Jan Leike, a prominent AI researcher who recently left OpenAI and openly expressed concerns about the company’s approach to AI safety, has now joined Anthropic, a competitor of OpenAI, to head a newly formed “superalignment” team.
Leike, in a post on X, said that his team at Anthropic would prioritise many facets of AI safety and security, including “scalable oversight,” “weak-to-strong generalisation,” and automated alignment research.
According to an insider, Leike will have a direct reporting line to Jared Kaplan, who is the chief science officer at Anthropic. Additionally, the researchers at the company who are currently focused on developing methods to control the behaviour of large-scale AI systems in a predictable and desirable manner will now be reporting to Leike as his team begins its operations.
Leike’s team has a similar aim with OpenAI’s recently disbanded Superalignment project in some aspects. Under the joint supervision of Leike, the Superalignment team aimed to tackle the fundamental technological obstacles associated with managing superintelligent AI within a timeframe of four years. However, they often encountered obstacles imposed by OpenAI’s management.

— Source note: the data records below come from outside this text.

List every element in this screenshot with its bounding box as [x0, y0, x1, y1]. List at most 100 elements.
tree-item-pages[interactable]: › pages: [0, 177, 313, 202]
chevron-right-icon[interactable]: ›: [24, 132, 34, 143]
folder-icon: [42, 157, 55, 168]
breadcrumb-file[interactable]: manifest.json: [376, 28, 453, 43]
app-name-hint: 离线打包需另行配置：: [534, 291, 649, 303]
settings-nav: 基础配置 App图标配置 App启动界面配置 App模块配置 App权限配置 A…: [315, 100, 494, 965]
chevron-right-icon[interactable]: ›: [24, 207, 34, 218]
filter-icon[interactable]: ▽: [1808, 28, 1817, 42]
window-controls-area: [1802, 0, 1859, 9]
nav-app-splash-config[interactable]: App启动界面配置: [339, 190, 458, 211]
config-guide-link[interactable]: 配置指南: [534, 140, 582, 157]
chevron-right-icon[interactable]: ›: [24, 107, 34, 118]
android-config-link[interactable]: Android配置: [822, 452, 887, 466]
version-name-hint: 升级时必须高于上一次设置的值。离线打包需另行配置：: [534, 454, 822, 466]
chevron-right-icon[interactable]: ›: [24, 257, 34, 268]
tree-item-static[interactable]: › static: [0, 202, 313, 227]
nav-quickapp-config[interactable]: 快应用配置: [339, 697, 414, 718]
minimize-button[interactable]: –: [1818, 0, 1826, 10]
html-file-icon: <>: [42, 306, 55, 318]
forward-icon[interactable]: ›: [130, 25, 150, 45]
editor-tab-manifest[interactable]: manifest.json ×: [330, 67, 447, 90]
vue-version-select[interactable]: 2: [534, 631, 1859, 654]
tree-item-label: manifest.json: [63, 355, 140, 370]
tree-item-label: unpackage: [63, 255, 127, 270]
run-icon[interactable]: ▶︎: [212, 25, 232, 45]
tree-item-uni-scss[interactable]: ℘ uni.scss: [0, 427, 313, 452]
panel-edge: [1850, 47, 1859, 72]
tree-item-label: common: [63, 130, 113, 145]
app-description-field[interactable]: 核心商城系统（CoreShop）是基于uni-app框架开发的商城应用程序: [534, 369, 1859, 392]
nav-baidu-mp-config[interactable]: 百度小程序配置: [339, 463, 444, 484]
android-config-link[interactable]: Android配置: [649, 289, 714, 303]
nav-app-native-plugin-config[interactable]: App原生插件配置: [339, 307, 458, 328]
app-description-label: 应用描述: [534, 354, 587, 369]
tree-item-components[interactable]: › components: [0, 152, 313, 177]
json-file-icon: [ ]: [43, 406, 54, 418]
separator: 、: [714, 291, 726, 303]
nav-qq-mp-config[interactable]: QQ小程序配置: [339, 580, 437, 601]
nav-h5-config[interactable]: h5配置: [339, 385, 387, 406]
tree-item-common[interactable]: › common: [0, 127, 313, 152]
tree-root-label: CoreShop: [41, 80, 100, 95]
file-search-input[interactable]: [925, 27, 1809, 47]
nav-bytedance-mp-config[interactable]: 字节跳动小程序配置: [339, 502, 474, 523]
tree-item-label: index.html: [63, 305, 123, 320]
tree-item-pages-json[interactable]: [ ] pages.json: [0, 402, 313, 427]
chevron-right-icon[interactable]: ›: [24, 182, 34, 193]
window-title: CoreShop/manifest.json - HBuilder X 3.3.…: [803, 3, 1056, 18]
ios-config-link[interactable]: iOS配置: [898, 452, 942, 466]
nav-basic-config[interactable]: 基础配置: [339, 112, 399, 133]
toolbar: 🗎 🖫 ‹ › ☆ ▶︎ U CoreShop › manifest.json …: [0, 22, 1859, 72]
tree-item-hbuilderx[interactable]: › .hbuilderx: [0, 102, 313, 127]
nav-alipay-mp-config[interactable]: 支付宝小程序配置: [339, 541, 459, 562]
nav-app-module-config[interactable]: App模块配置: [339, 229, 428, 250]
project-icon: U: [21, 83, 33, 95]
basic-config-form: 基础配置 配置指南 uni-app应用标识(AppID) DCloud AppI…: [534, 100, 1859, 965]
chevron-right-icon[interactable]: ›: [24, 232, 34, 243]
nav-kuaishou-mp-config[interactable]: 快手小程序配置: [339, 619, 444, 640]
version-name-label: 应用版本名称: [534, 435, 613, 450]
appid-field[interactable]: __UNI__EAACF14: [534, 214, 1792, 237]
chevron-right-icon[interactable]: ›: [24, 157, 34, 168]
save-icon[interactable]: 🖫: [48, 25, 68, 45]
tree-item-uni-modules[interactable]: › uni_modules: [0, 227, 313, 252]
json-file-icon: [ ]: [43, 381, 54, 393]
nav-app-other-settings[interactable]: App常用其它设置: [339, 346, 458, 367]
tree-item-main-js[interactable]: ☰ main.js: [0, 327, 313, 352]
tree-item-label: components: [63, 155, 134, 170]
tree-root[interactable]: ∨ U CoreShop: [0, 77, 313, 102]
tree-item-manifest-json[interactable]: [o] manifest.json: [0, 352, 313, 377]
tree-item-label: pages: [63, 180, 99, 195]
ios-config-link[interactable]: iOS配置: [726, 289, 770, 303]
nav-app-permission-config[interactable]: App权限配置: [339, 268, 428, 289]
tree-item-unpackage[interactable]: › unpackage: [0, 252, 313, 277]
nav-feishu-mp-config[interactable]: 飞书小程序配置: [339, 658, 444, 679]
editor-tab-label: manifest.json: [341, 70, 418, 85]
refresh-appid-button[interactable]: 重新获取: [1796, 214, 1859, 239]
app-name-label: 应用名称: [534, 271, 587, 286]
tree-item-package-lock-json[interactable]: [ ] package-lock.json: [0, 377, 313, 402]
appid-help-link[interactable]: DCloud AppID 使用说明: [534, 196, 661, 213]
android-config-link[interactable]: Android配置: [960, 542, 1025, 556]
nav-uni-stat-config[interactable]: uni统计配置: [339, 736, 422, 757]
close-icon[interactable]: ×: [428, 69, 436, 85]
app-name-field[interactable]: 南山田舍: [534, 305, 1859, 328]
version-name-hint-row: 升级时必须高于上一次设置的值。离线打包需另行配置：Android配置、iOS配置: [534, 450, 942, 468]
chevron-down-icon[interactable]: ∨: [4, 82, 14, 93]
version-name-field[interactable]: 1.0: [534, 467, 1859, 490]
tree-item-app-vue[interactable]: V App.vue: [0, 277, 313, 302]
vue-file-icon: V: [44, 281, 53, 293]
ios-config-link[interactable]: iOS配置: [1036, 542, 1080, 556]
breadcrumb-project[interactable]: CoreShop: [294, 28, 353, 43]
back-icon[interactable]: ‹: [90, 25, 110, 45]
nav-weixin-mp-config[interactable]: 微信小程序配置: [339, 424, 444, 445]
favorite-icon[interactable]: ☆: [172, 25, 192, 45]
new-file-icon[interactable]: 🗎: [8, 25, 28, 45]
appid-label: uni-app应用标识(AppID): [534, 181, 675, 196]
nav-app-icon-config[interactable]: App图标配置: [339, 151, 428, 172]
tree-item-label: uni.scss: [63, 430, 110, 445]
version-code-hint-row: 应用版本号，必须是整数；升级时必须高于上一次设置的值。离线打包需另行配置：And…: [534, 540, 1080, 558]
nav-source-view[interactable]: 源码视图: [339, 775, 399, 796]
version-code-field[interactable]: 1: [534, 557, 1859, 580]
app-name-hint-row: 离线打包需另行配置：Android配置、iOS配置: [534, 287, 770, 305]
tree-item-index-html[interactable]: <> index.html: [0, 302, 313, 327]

Anthropic has consistently sought to establish itself as a company that prioritises safety more than OpenAI.
Dario Amodei, the CEO of Anthropic, formerly held the position of Vice President of Research at OpenAI. It is said that he parted ways with OpenAI due to a dispute on the company’s trajectory, namely its increasing emphasis on commercial endeavours. Amodei recruited many former OpenAI personnel, including Jack Clark, who previously served as OpenAI’s policy head, to establish Anthropic.